As demand for ubiquitous connectivity for IoT devices gets ever stronger, cellular networks can deliver reliable and secure IoT services using existing network infrastructure.
The primary technology for connecting people today is cellular. We carry our smartphones everywhere and get our voice and data over a reliable and secure network.
Massive investments have been made in spectrum allocations and network deployments to ensure good coverage for the entire population in most countries. The same networks can now be leveraged to connect things.
Traditional cellular options such as 2G, 3G or higher category 4G modems consume a lot of power and don’t fit well with applications where only a small amount of data is transmitted infrequently, such as meters, asset trackers, healthcare equipment, agriculture sensors, parking spaces and street lights.
Cellular IoT is designed to meet the requirements of such low-power, long-range applications. It takes existing technology that we already use every day for our smartphones and scales it back to meet the needs of low-power devices.
When it comes to analysing cost, the total cost of ownership includes spectrum costs, infrastructure costs, and operational expenses. As cellular networks are already in place, very little new infrastructure needs to be installed.
The base stations, cell towers, buildings and power supply are already in place, all around the world. The technology also has the potential to cover hundreds of thousands of IoT devices per square kilometre - many more than other communication options.

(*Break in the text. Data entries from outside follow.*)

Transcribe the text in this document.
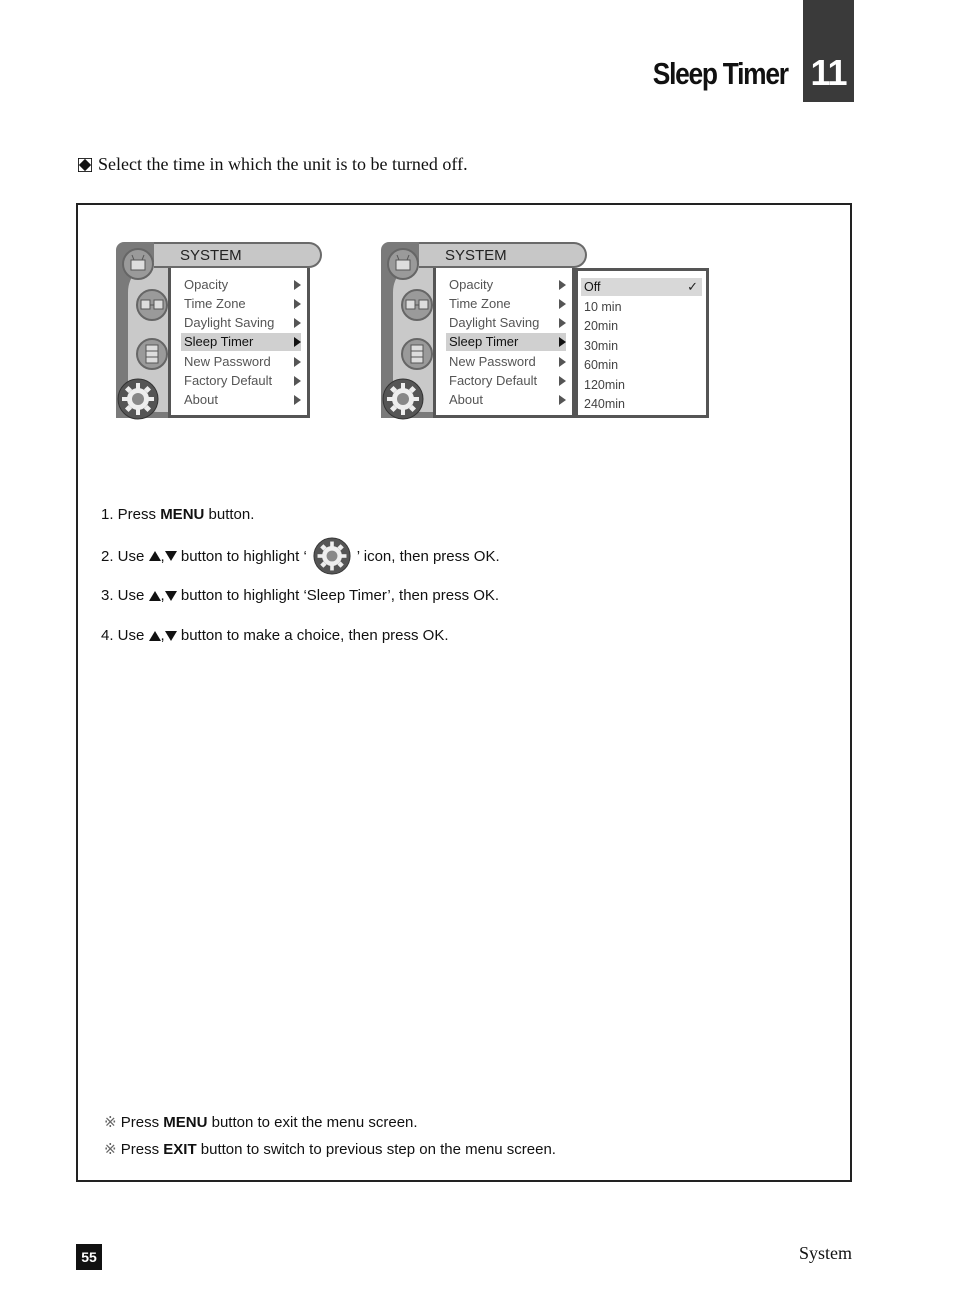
Sleep Timer 11
Select the time in which the unit is to be turned off.
SYSTEM
Opacity
Time Zone
Daylight Saving
Sleep Timer
New Password
Factory Default
About
SYSTEM
Opacity
Time Zone
Daylight Saving
Sleep Timer
New Password
Factory Default
About
Off	✓
10 min
20min
30min
60min
120min
240min
1. Press MENU button.
2. Use , button to highlight ‘	’ icon, then press OK.
3. Use , button to highlight ‘Sleep Timer’, then press OK.
4. Use , button to make a choice, then press OK.
※ Press MENU button to exit the menu screen.
※ Press EXIT button to switch to previous step on the menu screen.
55	System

No single technology or solution is ideally suited to all the different potential massive IoT applications, market situations and spectrum availability. As a result, the mobile industry is standardising several technologies, including Long Term Evolution for Machines (LTE-M) and Narrow Band IoT (NB-IoT). NB-IoT is ideally suited for low bandwidth, infrequent communication from a relatively stationary device, while LTE-M suits higher bandwidth or mobile and roaming applications.
A good application for NB-IoT is the use of remote environmental sensors to measure temperature, wind, pressure and so on. These devices can send regular updates from a fixed location while optimising battery use. Such a device could last for up to ten years, or longer if solar-powered and in the right geographical position.

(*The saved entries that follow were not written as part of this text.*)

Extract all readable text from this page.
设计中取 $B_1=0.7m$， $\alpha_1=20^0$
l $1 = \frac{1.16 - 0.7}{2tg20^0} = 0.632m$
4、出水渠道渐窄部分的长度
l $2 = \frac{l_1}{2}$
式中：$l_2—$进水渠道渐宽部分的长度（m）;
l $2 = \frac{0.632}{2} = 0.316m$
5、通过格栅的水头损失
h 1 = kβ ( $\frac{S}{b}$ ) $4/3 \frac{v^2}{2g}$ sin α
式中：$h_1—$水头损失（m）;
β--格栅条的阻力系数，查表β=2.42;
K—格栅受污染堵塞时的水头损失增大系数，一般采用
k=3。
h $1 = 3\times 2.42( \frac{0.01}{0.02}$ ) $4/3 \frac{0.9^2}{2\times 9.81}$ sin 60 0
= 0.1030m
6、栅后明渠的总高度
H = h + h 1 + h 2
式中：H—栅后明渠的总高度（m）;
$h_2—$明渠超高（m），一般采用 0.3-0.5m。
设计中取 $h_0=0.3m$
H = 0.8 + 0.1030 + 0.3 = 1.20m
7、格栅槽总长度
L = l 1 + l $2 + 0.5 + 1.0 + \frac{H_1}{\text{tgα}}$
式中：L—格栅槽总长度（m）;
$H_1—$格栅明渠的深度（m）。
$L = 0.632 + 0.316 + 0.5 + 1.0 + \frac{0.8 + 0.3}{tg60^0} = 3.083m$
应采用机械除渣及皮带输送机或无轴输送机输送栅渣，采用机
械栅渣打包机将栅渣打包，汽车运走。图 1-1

Similarly, an asset tracker with condition monitoring through several sensors, which is mobile and roaming from country to country, is well served by an LTE-M solution that offers highway speed mobility, international roaming between countries and operators, and efficient firmware updates.
Advantages of cellular connectivity for IoT include:
As cellular networks already cover 90 percent of the world’s population and can now be offered in low complexity, low power variants, cellular technology is a great choice for the world’s IoT needs, both now and in the future.